Gorbachev backed down.
In the years following reunification, many East Germans became increasingly disillusioned as they struggled to adjust themselves to new realities.
Many began to feel that they had not been reunited with their Western cousins, but instead had been taken over by them. They complained of Westerners disparaging their achievements and disdaining their educations as subpar. Many older East Germans lamented the increased pace of life, based more on commercial principles. They mourned the loss of predictability, while all too often forgetting the constraints and repression of communism.
With inefficient factories closing, unemployment soared with some towns seeing one in five workers jobless, souring the vision of “blooming landscapes” they had been promised by German chancellor Helmut Kohl when the wall came down. Berlin pumped billions of euros into the East but many older East Germans complained that at least under communism they were guaranteed work and free health care. Many youngsters left, shrinking Germany’s population in the East by 2.2 million, leaving their parents and grandparents feeling like second-class citizens. There was a surge of support for a newly formed socialist political party, the Linkspartei – or "Left" party.
Three decades on, the former East Germany is catching up economically with its Western sibling, but a series of reports and studies in the runup to Saturday’s 30th anniversary of German reunification suggests stark divides remain. “I had hoped that in this … 30th year after German reunification, we would be further along than we are,” said Marco Wanderwitz, the government ombudsman for the former communist East Germany.
German politicians point to a narrowing of the per capita GDP gap between its eastern and western regions as an example of the resounding success of German reunification. Per capita GDP in eastern Germany has reached 79.1%, a gain of 42 percentage points since 1990. Ironically, in some areas, Germans in the country’s east are doing better than their counterparts to the west. Women in the former GDR are more likely to work full time in part because of better childcare facilities, a legacy of the region’s communist past.

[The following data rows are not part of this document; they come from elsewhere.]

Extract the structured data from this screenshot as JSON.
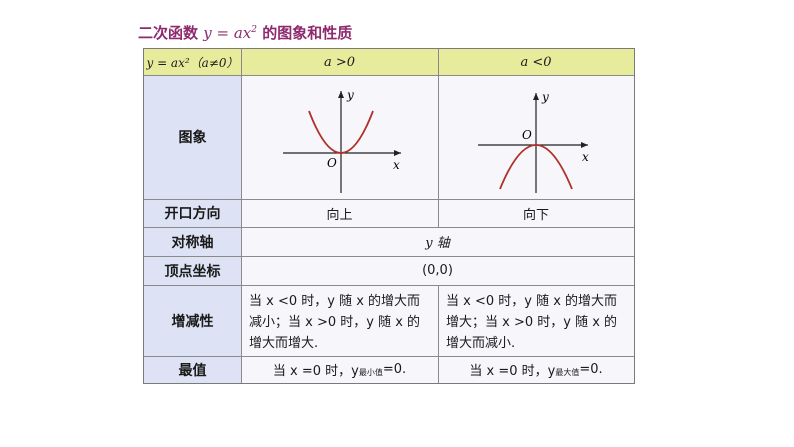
{
  "title": {
    "prefix": "二次函数",
    "func": "y = ax",
    "exp": "2",
    "suffix": " 的图象和性质"
  },
  "header": {
    "col0": "y = ax²（a≠0）",
    "col1": "a >0",
    "col2": "a <0"
  },
  "rows": {
    "graph_label": "图象",
    "opening_label": "开口方向",
    "opening_pos": "向上",
    "opening_neg": "向下",
    "axis_label": "对称轴",
    "axis_value": "y 轴",
    "vertex_label": "顶点坐标",
    "vertex_value": "(0,0)",
    "mono_label": "增减性",
    "mono_pos": "当 x <0 时，y 随 x 的增大而减小；当 x >0 时，y 随 x 的增大而增大.",
    "mono_neg": "当 x <0 时，y 随 x 的增大而增大；当 x >0 时，y 随 x 的增大而减小.",
    "extreme_label": "最值",
    "extreme_pos_main": "当 x =0 时，y",
    "extreme_pos_sub": "最小值",
    "extreme_pos_tail": "=0.",
    "extreme_neg_main": "当 x =0 时，y",
    "extreme_neg_sub": "最大值",
    "extreme_neg_tail": "=0."
  },
  "graph": {
    "axis_x": "x",
    "axis_y": "y",
    "origin": "O",
    "curve_color": "#b0302a"
  }
}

But one government study shows that, on average, salaries in the East are only 88.8% of those in the West. Eastern Germany has more people out of work and lower property values. “In an extraordinary manner, in many ways Germany looks like it’s still divided,” the left-leaning daily newspaper TAZ said. Der Spiegel magazine laments that the “feelings of mistrust and alienation between East and West have not disappeared.”
A government report overseen by Wanderwitz also sadly notes the lack of satisfaction Germans in the East feel toward the political system. While more than 90% of western Germans think democracy is the “best suited form of government,” only 78% of East Germans agree. Wanderwitz notes: “Trust in state institutions is also some cases is at a shockingly low level.” Even so, he says that while “some things have taken longer than planned … in many areas we can basically say: unity accomplished.”
Easterners, known as Ossies, say unity will be accomplished only when they are taken more seriously. They say their origins determine their position in society and their prospects far more than they do for Westerners. They complain they are underrepresented in the top echelons of German public life. Chancellor Angela Merkel, who was born in the East, is one of the few Ossies in the top political ranks of the country, and not one dean in Germany’s 81 universities is from the former communist half of the country. In last year's regional government elections, the East saw a surge in support for the anti-immigrant, nationalist far-right AfD party, testimony to the rift between the country’s prosperous West and its still-adjusting East.